I thought: it’s safe here – next week I’ll bring little Sam down.
I was waiting to hear it all.
My friend was trying to understand, but he just didn’t know what it meant to seize up altogether. Though I heard him speak of it, he’d never been unable to continue the way a swimmer, cramped up and beaten, prepares to drown. Thinking about it made my mouth taste electric. I remembered that year, hiding out in the bush. I remembered the four walls of that hut and the suggestions of the sea and the lapping of family voices and the ultramarine light slowly deepening inside.
But today I was alive enough to be going to fat and to see the city as beautiful. I felt grateful and, somehow, guilty for not being able to explain myself.
‘Want a dip?’ I asked.
My friend took off his singlet. He was white and not going to fat. What the hell.
We waded out. The cool water was stained from its path through the hills but it was clean. We breast-stroked out toward the line of moored boats. I dived to the bottom and came up laughing.
‘Middle of a city and it’s clean water!’
My friend cut the water beside me.
From there it seemed as though the city block was resting on water. Kings Park sat green above it. The sky was the colour of sleep. I rolled on my back and saw the old university, pretty and fatuous in its nest of foliage. At night the shores here would germinate with the light of lamps and the sound of people laughing and wading with
nets and calling after children. There would be fires and the smell of cooking prawns, the hiss of beer cans, faint music and the commotion of somebody stung by a cobbler. There would be cars revving. There would be the dark way of the water.

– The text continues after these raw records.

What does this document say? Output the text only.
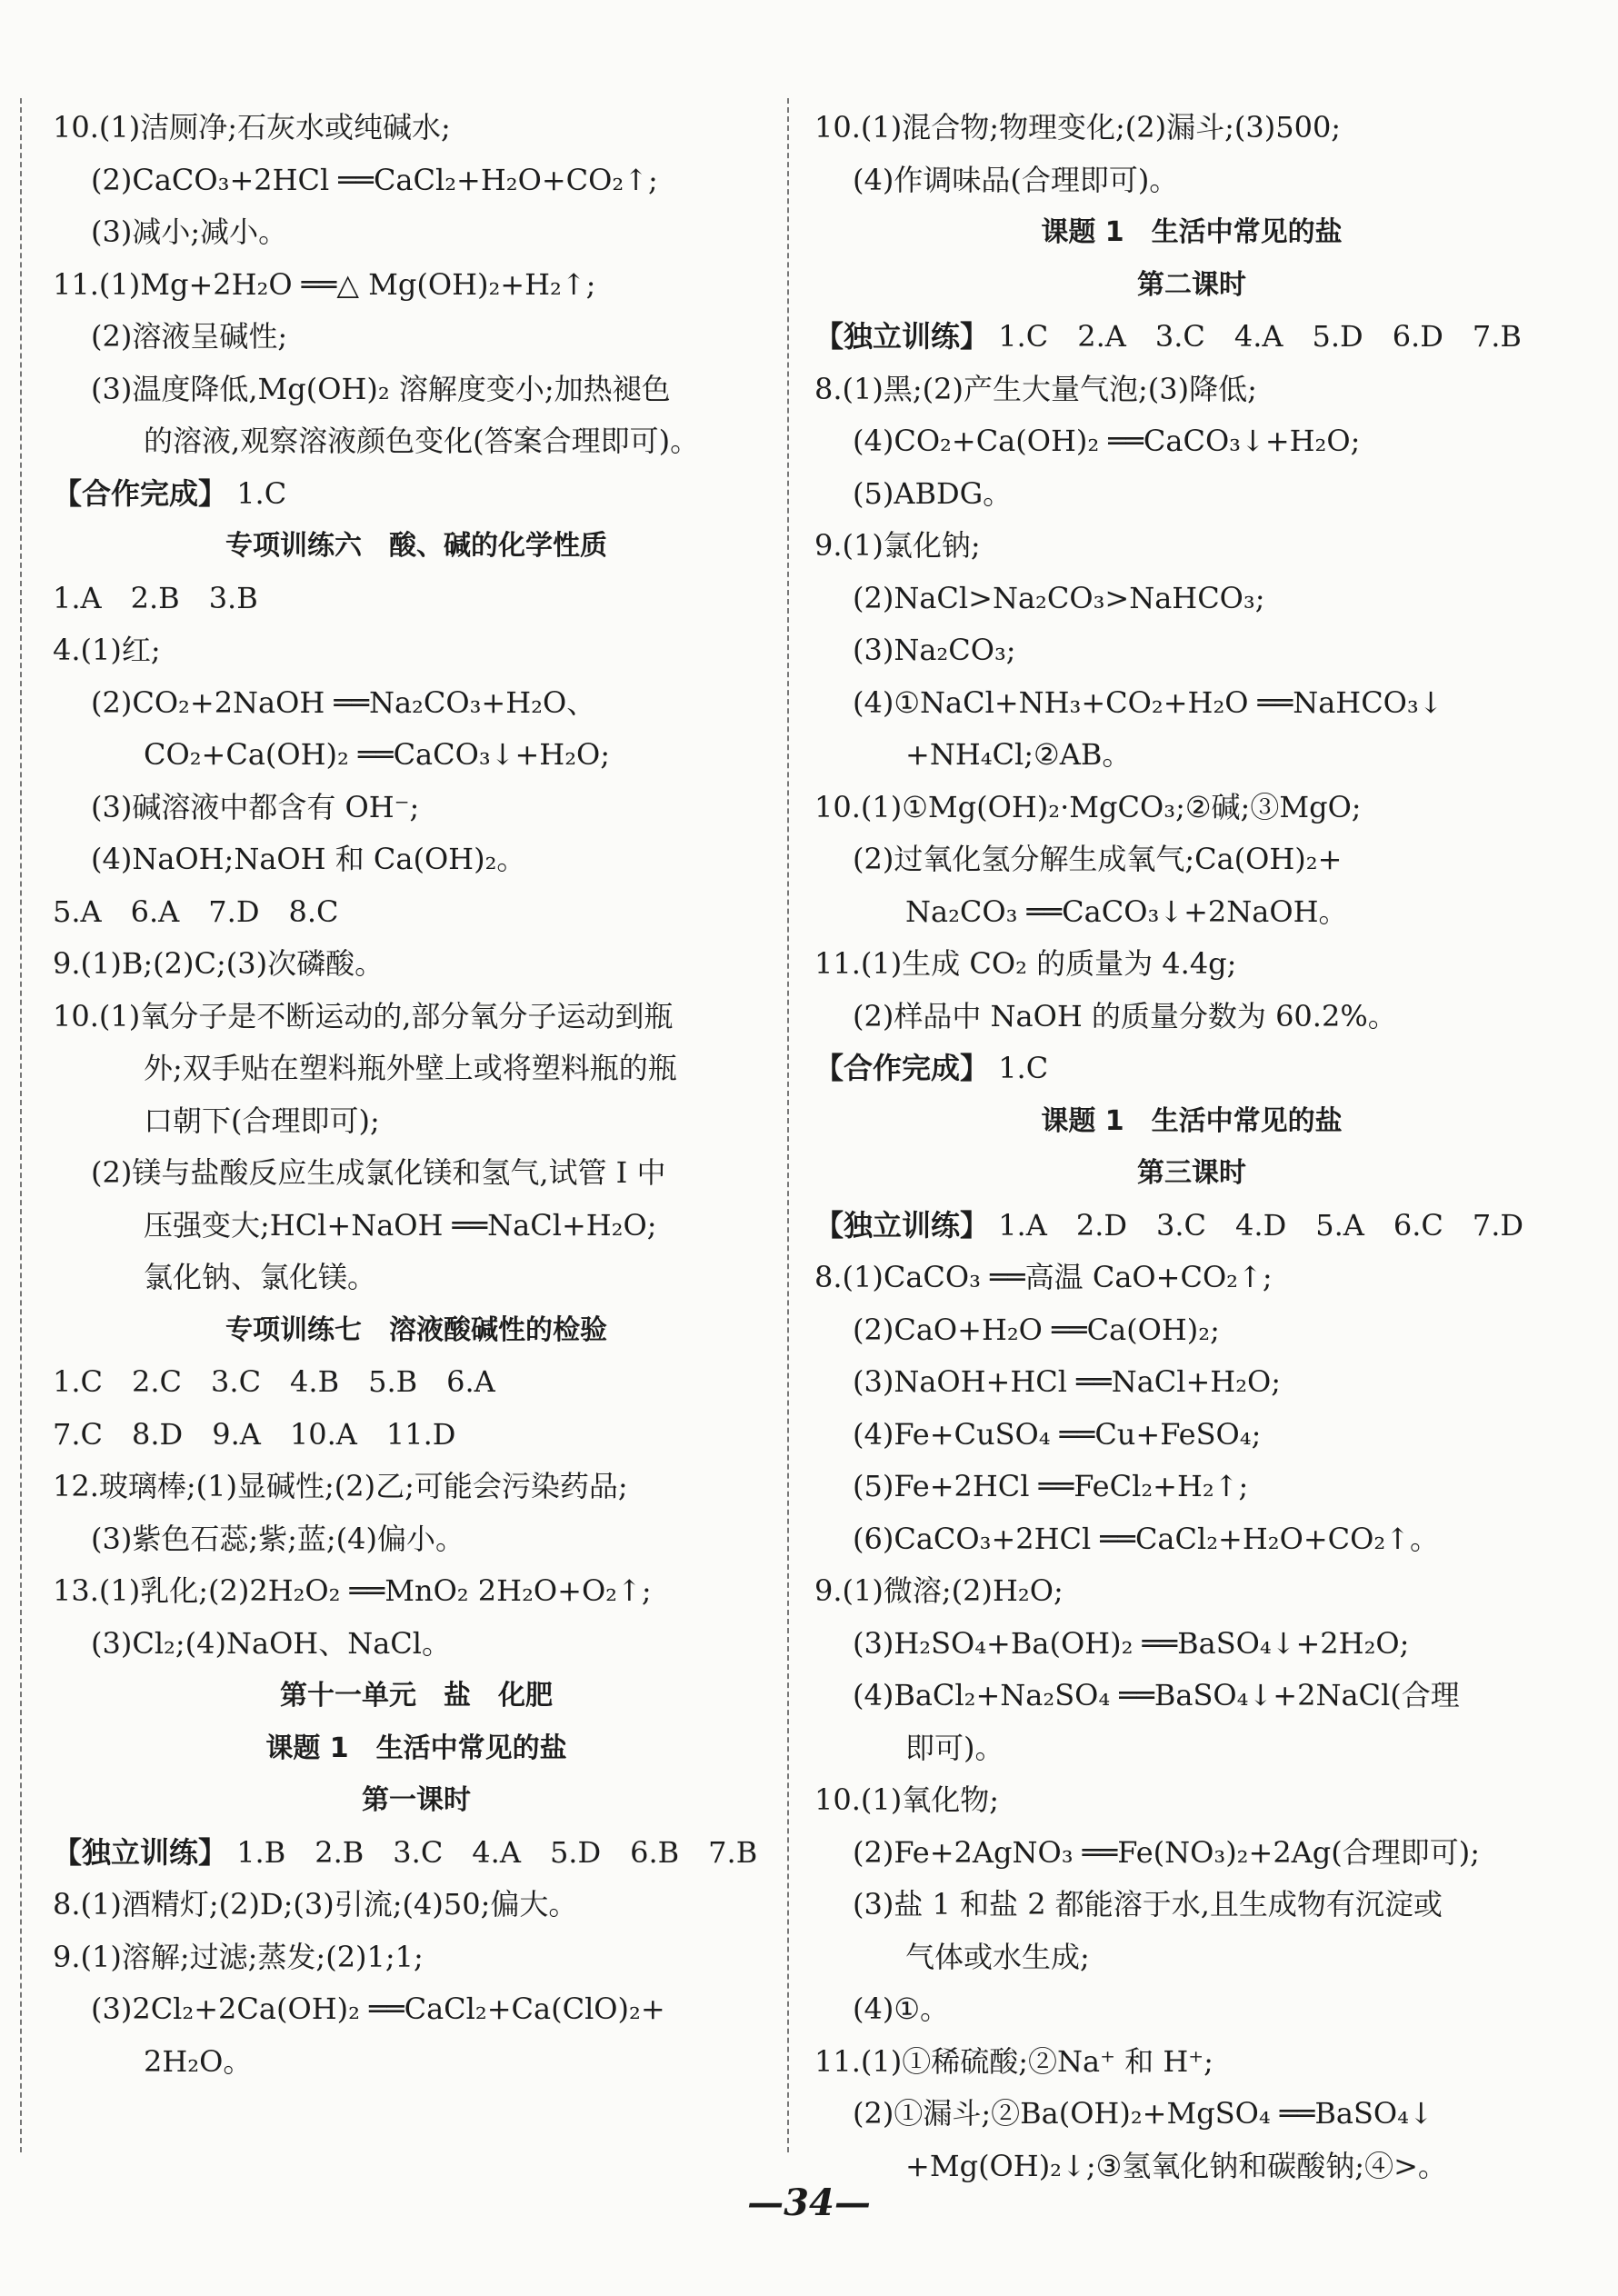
10.(1)洁厕净;石灰水或纯碱水;
(2)CaCO₃+2HCl ══CaCl₂+H₂O+CO₂↑;
(3)减小;减小。
11.(1)Mg+2H₂O ══△ Mg(OH)₂+H₂↑;
(2)溶液呈碱性;
(3)温度降低,Mg(OH)₂ 溶解度变小;加热褪色
的溶液,观察溶液颜色变化(答案合理即可)。
【合作完成】 1.C
专项训练六　酸、碱的化学性质
1.A　2.B　3.B
4.(1)红;
(2)CO₂+2NaOH ══Na₂CO₃+H₂O、
CO₂+Ca(OH)₂ ══CaCO₃↓+H₂O;
(3)碱溶液中都含有 OH⁻;
(4)NaOH;NaOH 和 Ca(OH)₂。
5.A　6.A　7.D　8.C
9.(1)B;(2)C;(3)次磷酸。
10.(1)氧分子是不断运动的,部分氧分子运动到瓶
外;双手贴在塑料瓶外壁上或将塑料瓶的瓶
口朝下(合理即可);
(2)镁与盐酸反应生成氯化镁和氢气,试管 I 中
压强变大;HCl+NaOH ══NaCl+H₂O;
氯化钠、氯化镁。
专项训练七　溶液酸碱性的检验
1.C　2.C　3.C　4.B　5.B　6.A
7.C　8.D　9.A　10.A　11.D
12.玻璃棒;(1)显碱性;(2)乙;可能会污染药品;
(3)紫色石蕊;紫;蓝;(4)偏小。
13.(1)乳化;(2)2H₂O₂ ══MnO₂ 2H₂O+O₂↑;
(3)Cl₂;(4)NaOH、NaCl。
第十一单元　盐　化肥
课题 1　生活中常见的盐
第一课时
【独立训练】 1.B　2.B　3.C　4.A　5.D　6.B　7.B
8.(1)酒精灯;(2)D;(3)引流;(4)50;偏大。
9.(1)溶解;过滤;蒸发;(2)1;1;
(3)2Cl₂+2Ca(OH)₂ ══CaCl₂+Ca(ClO)₂+
2H₂O。
10.(1)混合物;物理变化;(2)漏斗;(3)500;
(4)作调味品(合理即可)。
课题 1　生活中常见的盐
第二课时
【独立训练】 1.C　2.A　3.C　4.A　5.D　6.D　7.B
8.(1)黑;(2)产生大量气泡;(3)降低;
(4)CO₂+Ca(OH)₂ ══CaCO₃↓+H₂O;
(5)ABDG。
9.(1)氯化钠;
(2)NaCl>Na₂CO₃>NaHCO₃;
(3)Na₂CO₃;
(4)①NaCl+NH₃+CO₂+H₂O ══NaHCO₃↓
+NH₄Cl;②AB。
10.(1)①Mg(OH)₂·MgCO₃;②碱;③MgO;
(2)过氧化氢分解生成氧气;Ca(OH)₂+
Na₂CO₃ ══CaCO₃↓+2NaOH。
11.(1)生成 CO₂ 的质量为 4.4g;
(2)样品中 NaOH 的质量分数为 60.2%。
【合作完成】 1.C
课题 1　生活中常见的盐
第三课时
【独立训练】 1.A　2.D　3.C　4.D　5.A　6.C　7.D
8.(1)CaCO₃ ══高温 CaO+CO₂↑;
(2)CaO+H₂O ══Ca(OH)₂;
(3)NaOH+HCl ══NaCl+H₂O;
(4)Fe+CuSO₄ ══Cu+FeSO₄;
(5)Fe+2HCl ══FeCl₂+H₂↑;
(6)CaCO₃+2HCl ══CaCl₂+H₂O+CO₂↑。
9.(1)微溶;(2)H₂O;
(3)H₂SO₄+Ba(OH)₂ ══BaSO₄↓+2H₂O;
(4)BaCl₂+Na₂SO₄ ══BaSO₄↓+2NaCl(合理
即可)。
10.(1)氧化物;
(2)Fe+2AgNO₃ ══Fe(NO₃)₂+2Ag(合理即可);
(3)盐 1 和盐 2 都能溶于水,且生成物有沉淀或
气体或水生成;
(4)①。
11.(1)①稀硫酸;②Na⁺ 和 H⁺;
(2)①漏斗;②Ba(OH)₂+MgSO₄ ══BaSO₄↓
+Mg(OH)₂↓;③氢氧化钠和碳酸钠;④>。
—34—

And I forgot I was swimming, supporting myself in water. My friend laboured beside me. Sobered, I said, ‘We always come back to water. When things happen.’
I waited for my friend to tell me, but he stroked along, eyes shuttered against the sun.

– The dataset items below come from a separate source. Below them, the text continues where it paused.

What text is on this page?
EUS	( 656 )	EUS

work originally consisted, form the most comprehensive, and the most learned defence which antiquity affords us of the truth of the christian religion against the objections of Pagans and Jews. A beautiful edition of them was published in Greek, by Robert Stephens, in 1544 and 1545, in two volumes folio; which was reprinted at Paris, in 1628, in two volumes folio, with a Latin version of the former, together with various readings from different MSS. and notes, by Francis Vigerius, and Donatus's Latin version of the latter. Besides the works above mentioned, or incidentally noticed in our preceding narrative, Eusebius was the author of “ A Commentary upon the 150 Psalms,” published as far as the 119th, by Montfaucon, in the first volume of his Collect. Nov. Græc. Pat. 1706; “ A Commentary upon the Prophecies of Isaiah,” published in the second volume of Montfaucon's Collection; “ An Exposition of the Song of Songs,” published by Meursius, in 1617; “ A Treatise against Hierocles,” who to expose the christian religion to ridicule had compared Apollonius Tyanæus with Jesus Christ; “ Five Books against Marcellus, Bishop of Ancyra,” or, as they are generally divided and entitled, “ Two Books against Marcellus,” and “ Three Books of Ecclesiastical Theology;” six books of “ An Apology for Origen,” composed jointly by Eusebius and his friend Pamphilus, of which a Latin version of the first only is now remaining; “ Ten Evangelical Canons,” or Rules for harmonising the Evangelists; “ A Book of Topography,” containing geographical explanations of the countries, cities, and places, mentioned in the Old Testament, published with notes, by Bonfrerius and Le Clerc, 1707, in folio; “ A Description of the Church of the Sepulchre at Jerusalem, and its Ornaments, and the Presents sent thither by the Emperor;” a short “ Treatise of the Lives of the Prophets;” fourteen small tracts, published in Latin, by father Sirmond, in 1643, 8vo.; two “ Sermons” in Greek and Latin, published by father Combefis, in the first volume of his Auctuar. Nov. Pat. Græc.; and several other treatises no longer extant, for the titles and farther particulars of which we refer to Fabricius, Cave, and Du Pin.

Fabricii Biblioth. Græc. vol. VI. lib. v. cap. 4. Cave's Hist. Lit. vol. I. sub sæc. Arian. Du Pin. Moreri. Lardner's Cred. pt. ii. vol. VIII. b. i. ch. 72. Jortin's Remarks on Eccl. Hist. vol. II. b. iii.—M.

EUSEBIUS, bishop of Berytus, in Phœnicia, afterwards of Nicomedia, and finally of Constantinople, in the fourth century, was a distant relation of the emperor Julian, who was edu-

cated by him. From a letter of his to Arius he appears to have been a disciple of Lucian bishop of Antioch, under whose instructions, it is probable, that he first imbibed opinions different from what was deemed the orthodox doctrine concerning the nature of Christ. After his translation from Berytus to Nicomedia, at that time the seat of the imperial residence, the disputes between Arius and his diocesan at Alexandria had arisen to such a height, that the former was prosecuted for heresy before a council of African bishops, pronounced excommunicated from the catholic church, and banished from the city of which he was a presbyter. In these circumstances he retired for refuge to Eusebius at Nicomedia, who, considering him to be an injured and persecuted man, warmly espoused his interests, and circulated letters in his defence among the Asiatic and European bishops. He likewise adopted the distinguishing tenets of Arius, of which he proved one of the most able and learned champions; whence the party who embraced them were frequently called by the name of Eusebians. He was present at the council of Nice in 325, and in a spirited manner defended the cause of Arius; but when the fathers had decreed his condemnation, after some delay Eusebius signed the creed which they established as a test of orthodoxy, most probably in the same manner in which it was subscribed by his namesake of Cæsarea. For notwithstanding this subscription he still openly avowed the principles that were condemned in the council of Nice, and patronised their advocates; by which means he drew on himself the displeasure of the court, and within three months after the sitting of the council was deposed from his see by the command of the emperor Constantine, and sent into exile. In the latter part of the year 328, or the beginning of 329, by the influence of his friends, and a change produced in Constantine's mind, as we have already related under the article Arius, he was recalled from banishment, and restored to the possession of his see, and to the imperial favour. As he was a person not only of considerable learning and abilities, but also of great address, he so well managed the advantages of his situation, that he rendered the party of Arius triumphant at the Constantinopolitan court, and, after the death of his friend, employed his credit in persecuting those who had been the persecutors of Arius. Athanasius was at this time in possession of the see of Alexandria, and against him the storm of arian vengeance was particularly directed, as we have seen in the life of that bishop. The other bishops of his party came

Swimming back through the boats, we came upon a yacht swathed in nets to keep children off. Hanging strangled in the net, a gull swung above the water like a cheap symbol in a film. I swam wide. I sensed my friend tiring; his stroke was ragged.

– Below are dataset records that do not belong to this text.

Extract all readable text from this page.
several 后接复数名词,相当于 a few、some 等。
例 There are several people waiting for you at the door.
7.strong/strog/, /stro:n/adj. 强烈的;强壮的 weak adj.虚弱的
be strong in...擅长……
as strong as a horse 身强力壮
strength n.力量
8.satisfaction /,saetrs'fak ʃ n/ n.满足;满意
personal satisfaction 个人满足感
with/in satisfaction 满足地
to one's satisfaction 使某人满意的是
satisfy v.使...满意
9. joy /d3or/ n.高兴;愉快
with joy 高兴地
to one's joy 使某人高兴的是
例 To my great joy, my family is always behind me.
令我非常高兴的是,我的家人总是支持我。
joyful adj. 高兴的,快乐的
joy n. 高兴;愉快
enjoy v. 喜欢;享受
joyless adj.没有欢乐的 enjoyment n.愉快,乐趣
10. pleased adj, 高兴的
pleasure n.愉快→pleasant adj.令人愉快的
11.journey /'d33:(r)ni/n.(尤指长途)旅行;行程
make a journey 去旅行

We scattered tiny smelt before us in the shallows as we waded in.
We sat on towels.
‘C’mon,’ I said. ‘Is she worse?’ He had kids. He believed in a God somewhere. His wife always told mine he was good in bed.
We sat there a long time, and as I waited for it all to come out I saw a host of white-sailed yachts sweeping down in the wind. Bay of Angels. The sails were like the wings of angels. My heart fattened with joy.
My friend began to weep.
I sat there with my mouth open.
The Strong One
I
ONE MORNING AT the beginning of summer, Rachel left them asleep and walked down through the peppermints to the caretaker’s office to post her letter. The office had wide plate windows pasted with maps and announcements. She stopped to witness her reflection in the glass. She looked good. Her skin was clear, there was light in her hair, and when she put her hand against her belly it looked as firm as it felt. The ponderous weight of her breasts was gone. She had survived something to become Rachel again. No; she knew she was more.
The caretaker took her letter and slipped it under the old hinge he used as a paper weight and a filing system. He looked at the city address.
‘The university, eh?’
‘Applying for social work.’
For a moment his eyes settled on the front of her tee-shirt where her nipples stood out dumb from the morning chill. He was a short, dark man. In his fifties, she guessed, with a strangely turned foot. It seemed that every caravan park they stayed in was run by lame men. Rachel wondered how it must be for him to gimp across the grass every morning knowing that from behind curtains in caravans all around, people were watching, discussing.